Data protection is subject to geo-political issues. For example, the EU has recently passed the General Data Protection Regulation (GDPR), which means that all organisations above a certain size will be required to appoint a Data Protection Officer (DPO). This raises the question of whether the DPO is independent of the CDO or reports to the CDO. We imagine the latter. The fundamental point behind GDPR is that information about a customer belongs to that customer and does not belong to the company that has gathered that information. As such the customer has rights as to how his or her information may be used. First of all, that implies that you will have to know every location where customer data resides – which we have been discussing here all along – but you will also need the ability to append appropriate flags to this data at the row level, indicating how you are allowed to use the data.
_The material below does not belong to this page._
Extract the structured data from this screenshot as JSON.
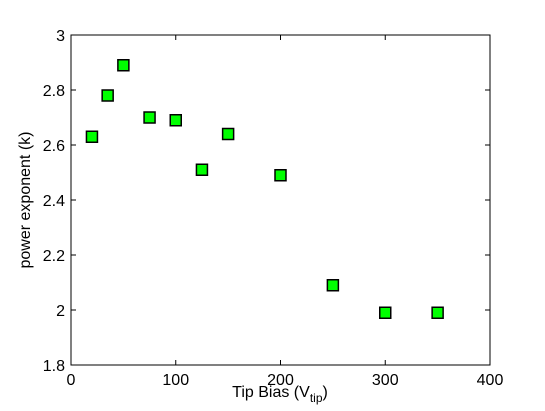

Leaving consideration of GDPR aside, the primary functions required here are to identify sensitive data and then to take appropriate steps to protect that data. The former, again, requires understanding where all your data is, and then use profiling and other (semantic) mechanisms to determine if any particular piece of data is sensitive. It would be good practice, once sensitive data has been discovered, to also trace its lineage (both forward and backward) as a double check that you have found all instances of the data. The data can then be masked or obfuscated in an appropriate manner. The ability to visualise what we might call masking lineage, will be useful for auditing and compliance purposes, in order to prove that all instances of sensitive data have been appropriately secured. For data in-flight, as opposed to data at rest, you may need to employ dynamic data masking, tokenisation or encryption, depending on the circumstances. For test data you may choose to use synthetic data that does not require masking.
Returning to the geo-political point raised at the beginning of this section, there are issues over privacy when data is moved from one jurisdiction to another. In some cases, this is expressly forbidden, in others it may require specific permission, while in yet more cases there may be no problem. These concerns need to be mapped to the data landscape. Further, data lineage will need to be used to track the provenance of data and to ensure that privacy regulations are not breached.
The role of the CDO extends beyond the details that we have discussed in this paper. However, we believe that unless the CDO tackles the fundamental issues that we have highlighted, then all the other tasks that face the CDO will be impossible or, at least, any results will be dysfunctional. In other words, discovering and understanding your data landscape is a necessary condition for meeting the functional requirements of a CDO, even if it is not, on its own, sufficient.